Wolfberries then, and the wood ears
bobbing like little buoys along your

tongue. The bruised fruits tempting

you. Open sesame. The scene unfolds

like a cold open from a cancelled

soap opera. Baby teeth tumbling out

laundried, lost cause from keeping

time, and your mother upright as a

veteran ginkgo, scooping the white

back into your bowl. These scraps

of love shoved down your bomb

sheltered throat. This riceripened

steam rising past you like ghosts

through walls. Years. How efficient

it must be to live and never be seen.

The God your mother believes in

floats on your spoon like a voyeur

or bellyup corpse searching for

a faucet to leak from. Odd, how

absence announces its entrance

with the brute force of dead ends.

Once, your mother drove into the

mausoleum of God and found you

with a boyfriend knee deep in burnt

glory, the light refracting as a knife

twist. The violent kiss like an expert

diver accelerating towards the water.

Blue foreskin, blind faith. The kind

you need to place candles inside paper

lanterns. To watch them pass from

this life into the next.

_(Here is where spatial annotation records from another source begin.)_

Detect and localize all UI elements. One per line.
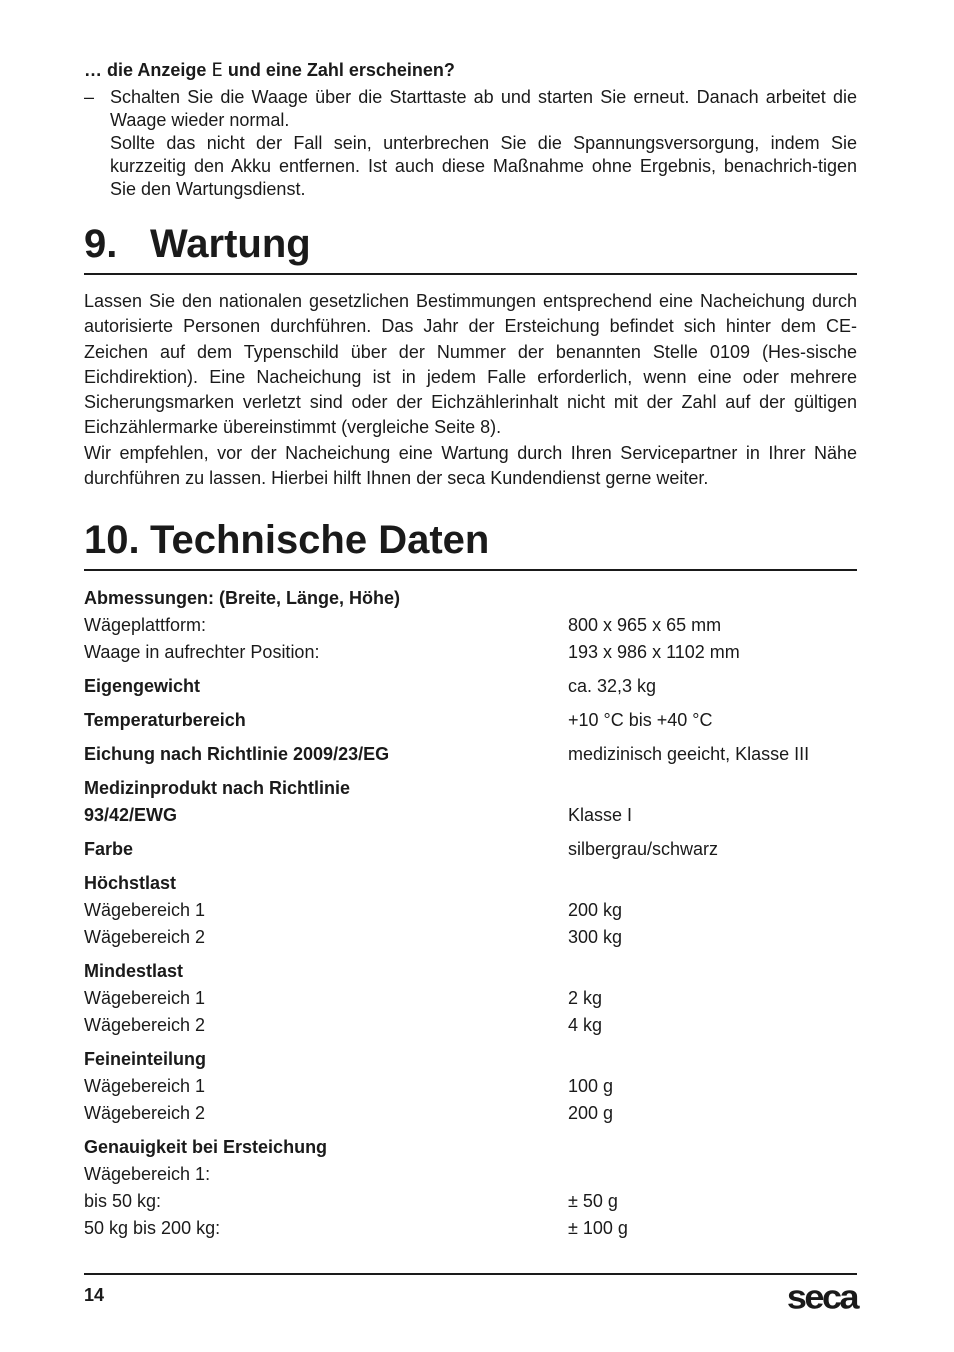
spec-value: 200 g (568, 1103, 614, 1124)
spec-label: Wägebereich 1: (84, 1164, 211, 1185)
spec-group-genauigkeit (84, 1134, 857, 1242)
spec-label: Wägebereich 1 (84, 900, 206, 921)
wartung-paragraph-1: Lassen Sie den nationalen gesetzlichen Bestimmungen entsprechend eine Nacheichung durch autorisierte Personen durchführen. Das Jahr der Ersteichung befindet sich hinter dem CE-Zeichen auf dem Typenschild über der Nummer der benannten Stelle 0109 (Hes-sische Eichdirektion). Eine Nacheichung ist in jedem Falle erforderlich, wenn eine oder mehrere Sicherungsmarken verletzt sind oder der Eichzählerinhalt nicht mit der Zahl auf der gültigen Eichzählermarke übereinstimmt (vergleiche Seite 8). (84, 291, 857, 438)
spec-label: Temperaturbereich (84, 710, 246, 731)
spec-value: 4 kg (568, 1015, 603, 1036)
spec-value: +10 °C bis +40 °C (568, 710, 713, 731)
page-footer (84, 1273, 857, 1315)
spec-value: 800 x 965 x 65 mm (568, 615, 722, 636)
section-heading-technische-daten (84, 517, 857, 571)
spec-label: Wägebereich 1 (84, 1076, 206, 1097)
section-heading-wartung (84, 221, 857, 275)
spec-value: silbergrau/schwarz (568, 839, 719, 860)
spec-value: 2 kg (568, 988, 603, 1009)
spec-label: Wägebereich 2 (84, 1015, 206, 1036)
spec-value: 200 kg (568, 900, 623, 921)
spec-row-eichung (84, 741, 857, 768)
spec-label: Eigengewicht (84, 676, 201, 697)
wartung-paragraph-2: Wir empfehlen, vor der Nacheichung eine Wartung durch Ihren Servicepartner in Ihrer Nähe durchführen zu lassen. Hierbei hilft Ihnen der seca Kundendienst gerne weiter. (84, 442, 857, 489)
spec-value: medizinisch geeicht, Klasse III (568, 744, 810, 765)
section-number: 10. (84, 518, 140, 563)
spec-group-hoechstlast (84, 870, 857, 951)
spec-value: 100 g (568, 1076, 614, 1097)
spec-row-farbe (84, 836, 857, 863)
faq-question-suffix: und eine Zahl erscheinen? (227, 60, 455, 80)
section-title: Wartung (150, 222, 311, 266)
spec-value: Klasse I (568, 805, 633, 826)
seca-logo: seca (786, 1277, 857, 1316)
spec-table (84, 585, 857, 1242)
spec-label: Mindestlast (84, 961, 184, 982)
spec-value: ± 50 g (568, 1191, 618, 1212)
faq-answer-paragraph-2: Sollte das nicht der Fall sein, unterbrechen Sie die Spannungsversorgung, indem Sie kurzzeitig den Akku entfernen. Ist auch diese Maßnahme ohne Ergebnis, benachrich-tigen Sie den Wartungsdienst. (110, 133, 857, 199)
spec-label: Höchstlast (84, 873, 177, 894)
spec-label: Eichung nach Richtlinie 2009/23/EG (84, 744, 390, 765)
wartung-body (84, 289, 857, 491)
page-number: 14 (84, 1285, 105, 1305)
spec-label: Abmessungen: (Breite, Länge, Höhe) (84, 588, 401, 609)
page-content (84, 58, 857, 1249)
dash-bullet: – (84, 87, 95, 107)
spec-label: Genauigkeit bei Ersteichung (84, 1137, 328, 1158)
section-number: 9. (84, 222, 118, 266)
spec-label-line-1: Medizinprodukt nach Richtlinie (84, 778, 351, 799)
spec-row-eigengewicht (84, 673, 857, 700)
faq-answer (84, 86, 857, 201)
spec-label: Waage in aufrechter Position: (84, 642, 320, 663)
spec-group-abmessungen (84, 585, 857, 666)
spec-value: ca. 32,3 kg (568, 676, 657, 697)
spec-value: 193 x 986 x 1102 mm (568, 642, 740, 663)
faq-answer-paragraph-1: Schalten Sie die Waage über die Starttaste ab und starten Sie erneut. Danach arbeitet die Waage wieder normal. (110, 87, 857, 130)
spec-group-feineinteilung (84, 1046, 857, 1127)
spec-label: Farbe (84, 839, 134, 860)
spec-row-temperatur (84, 707, 857, 734)
spec-label: Wägebereich 1 (84, 988, 206, 1009)
spec-value: 300 kg (568, 927, 623, 948)
spec-label: Wägebereich 2 (84, 1103, 206, 1124)
faq-question (84, 58, 857, 82)
spec-label: Feineinteilung (84, 1049, 207, 1070)
spec-label: Wägeplattform: (84, 615, 207, 636)
spec-row-medizinprodukt (84, 775, 857, 829)
section-title: Technische Daten (150, 518, 490, 563)
spec-label-line-2: 93/42/EWG (84, 805, 178, 826)
spec-label: Wägebereich 2 (84, 927, 206, 948)
spec-group-mindestlast (84, 958, 857, 1039)
faq-question-prefix: … die Anzeige (84, 60, 207, 80)
display-e-symbol: E (211, 59, 223, 81)
spec-label: bis 50 kg: (84, 1191, 162, 1212)
spec-label: 50 kg bis 200 kg: (84, 1218, 221, 1239)
spec-value: ± 100 g (568, 1218, 628, 1239)
spec-label (84, 775, 568, 829)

Tiny miracles

of ash. You pause for a later ending.

Ladle the pork wontons from the

pot and into your mouth. Into your

mother heavy as proof. Her chopsticks

flat across the bowl’s rim. Laid out like

white flags. The way oars float even

after everything else has sunk. Because

funerals are really for the living. Because

love, she says, is bright failure, and your

heart was never the lotus but the ocean

compromised by light. When God

moved in through the flickering water

over the promise of years. Like a slow

cooked soup. How your mother moves

in slow motion now. Without a compass

or hourglass, distance becomes a home.